Вообразите себе, Государь протянул тому руку для поцелуя, тот наклонился, стал целовать, почуял женские запахи (а в миг соития женщины пахнут, конечно же — не духами!), замер и… Расплылся в улыбках и благодарностях.
Пассии наши аж застонали с восторга, а казарма подавилась сдавленным хохотом, да жеребячьими комментариями. Честь Пушкина с того дня в высшем Свете была попросту уничтожена!
Старшая дочь Пушкиных — чернява и малоросла. Но уже старший сын — с детства носит ботфорты и уже сегодня перерос всех своих сверстников. Если же заглянуть в свинцовые глаза этого необычайно сильного белокурого мальчика, берет оторопь — настолько они холодны, пусты и безжизненны. Про второго мальчика нельзя сказать что-то наверняка (он пошел в матушку), но вот младшенькая — высока, прекрасно сложена и белокура.
Разница в детях дошла до того, что старший мальчик, попав по протекции Государя сызмальства в Гвардию и, выяснив, что ему нужен будет "личный горшок", сделал этим самым "горшком"… Общество было в шоке, но маленький Александр Александрович Пушкин, не моргнув глазом, объяснил так:
— У меня нет раба. Прежний муж моей матери (то есть — Пушкин, Пушкина ж теперь — графиня Ланская) не оставил нам никого. А у моего брата это в Крови. Предок его был "ночным горшком" Петра Алексеевича, так что ему сие не зазорно. Он сам захотел…

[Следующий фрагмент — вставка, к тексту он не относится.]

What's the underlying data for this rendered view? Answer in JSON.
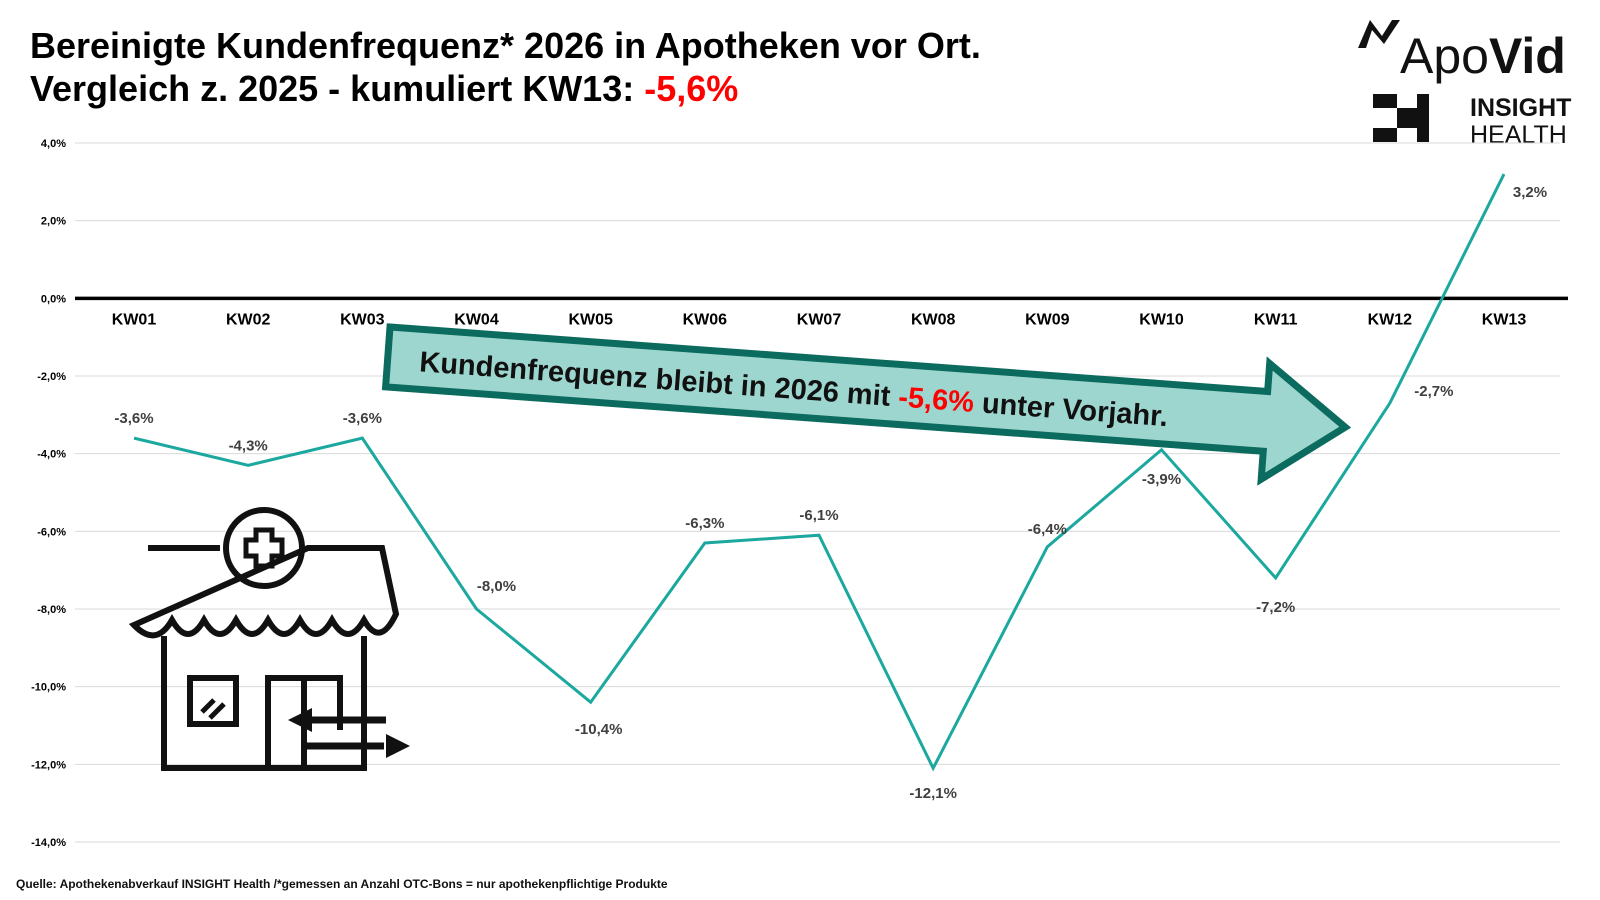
{
  "chart_data": {
    "type": "line",
    "title": "Bereinigte Kundenfrequenz* 2026 in Apotheken vor Ort.",
    "subtitle": "Vergleich z. 2025 - kumuliert KW13: ",
    "subtitle_highlight": "-5,6%",
    "annotation": {
      "before": "Kundenfrequenz bleibt in 2026 mit ",
      "highlight": "-5,6%",
      "after": " unter Vorjahr."
    },
    "source": "Quelle: Apothekenabverkauf INSIGHT Health /*gemessen an Anzahl OTC-Bons = nur apothekenpflichtige Produkte",
    "logos": {
      "apo": "Apo",
      "vid": "Vid",
      "insight": "INSIGHT",
      "health": "HEALTH"
    },
    "categories": [
      "KW01",
      "KW02",
      "KW03",
      "KW04",
      "KW05",
      "KW06",
      "KW07",
      "KW08",
      "KW09",
      "KW10",
      "KW11",
      "KW12",
      "KW13"
    ],
    "values": [
      -3.6,
      -4.3,
      -3.6,
      -8.0,
      -10.4,
      -6.3,
      -6.1,
      -12.1,
      -6.4,
      -3.9,
      -7.2,
      -2.7,
      3.2
    ],
    "value_labels": [
      "-3,6%",
      "-4,3%",
      "-3,6%",
      "-8,0%",
      "-10,4%",
      "-6,3%",
      "-6,1%",
      "-12,1%",
      "-6,4%",
      "-3,9%",
      "-7,2%",
      "-2,7%",
      "3,2%"
    ],
    "color": "#1ba89e",
    "highlight_color": "#ff0000",
    "ylim": [
      -14,
      4
    ],
    "yticks": [
      {
        "value": 4,
        "label": "4,0%"
      },
      {
        "value": 2,
        "label": "2,0%"
      },
      {
        "value": 0,
        "label": "0,0%"
      },
      {
        "value": -2,
        "label": "-2,0%"
      },
      {
        "value": -4,
        "label": "-4,0%"
      },
      {
        "value": -6,
        "label": "-6,0%"
      },
      {
        "value": -8,
        "label": "-8,0%"
      },
      {
        "value": -10,
        "label": "-10,0%"
      },
      {
        "value": -12,
        "label": "-12,0%"
      },
      {
        "value": -14,
        "label": "-14,0%"
      }
    ],
    "grid": true
  }
}
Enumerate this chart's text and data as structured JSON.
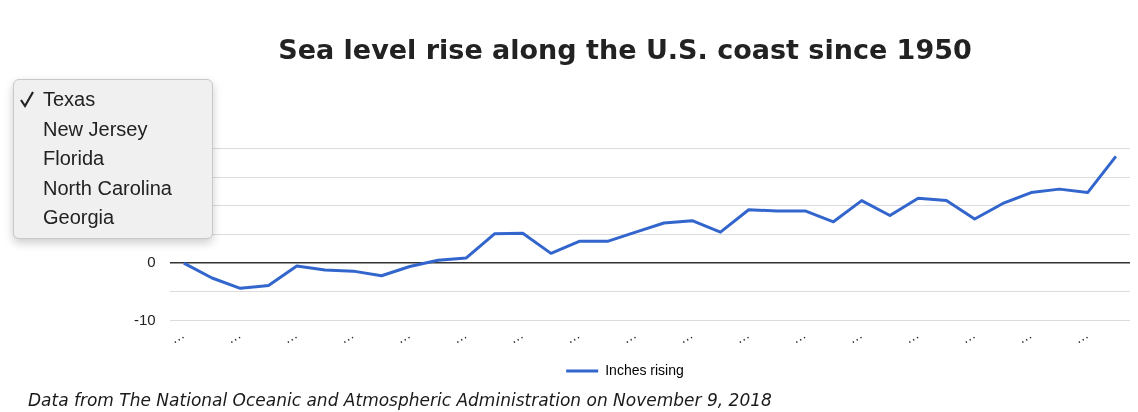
{
  "chart_data": {
    "type": "line",
    "title": "Sea level rise along the U.S. coast since 1950",
    "categories": [
      "…",
      null,
      "…",
      null,
      "…",
      null,
      "…",
      null,
      "…",
      null,
      "…",
      null,
      "…",
      null,
      "…",
      null,
      "…",
      null,
      "…",
      null,
      "…",
      null,
      "…",
      null,
      "…",
      null,
      "…",
      null,
      "…",
      null,
      "…",
      null,
      "…",
      null
    ],
    "series": [
      {
        "name": "Inches rising",
        "color": "#3366cc",
        "values": [
          0,
          -2.6,
          -4.4,
          -3.9,
          -0.5,
          -1.2,
          -1.4,
          -2.2,
          -0.6,
          0.5,
          0.9,
          5.1,
          5.2,
          1.7,
          3.8,
          3.8,
          5.4,
          7.0,
          7.4,
          5.4,
          9.3,
          9.1,
          9.1,
          7.2,
          10.9,
          8.3,
          11.3,
          10.9,
          7.7,
          10.4,
          12.3,
          12.9,
          12.3,
          18.6
        ]
      }
    ],
    "ylim": [
      -10,
      20
    ],
    "yticks": [
      -10,
      {
        "value": -5,
        "label": null
      },
      0,
      {
        "value": 5,
        "label": null
      },
      {
        "value": 10,
        "label": null
      },
      {
        "value": 15,
        "label": null
      },
      {
        "value": 20,
        "label": null
      }
    ],
    "grid": "y",
    "legend": "bottom",
    "marker": "none",
    "line_style": "solid",
    "annotations": [
      "Data from The National Oceanic and Atmospheric Administration on November 9, 2018",
      "Texas",
      "New Jersey",
      "Florida",
      "North Carolina",
      "Georgia"
    ]
  }
}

Я получаю пенсию от правительства, он же нищ — ибо его отец не оставил ему ни шиша. Я теперь содержу его на свой счет и не найду в сием ничего нового или — предосудительного. Так все делают…
Ежели у вас не зашевелились еще волосы на голове, — другой факт. Младшая дочь в семье Пушкиных тоже получает "пенсию от правительства". (В реальности обе "пенсии" — денежное содержание, выплачиваемое царем графине Ланской (прежде — Пушкиной) за "детей, признанных Государем". А за тех, кого он "не признал", — "пенсию" и не платят!) Старшая — голодна и нища. Поэтому младшая сочла правильным "нанять" старшую себе в услужение.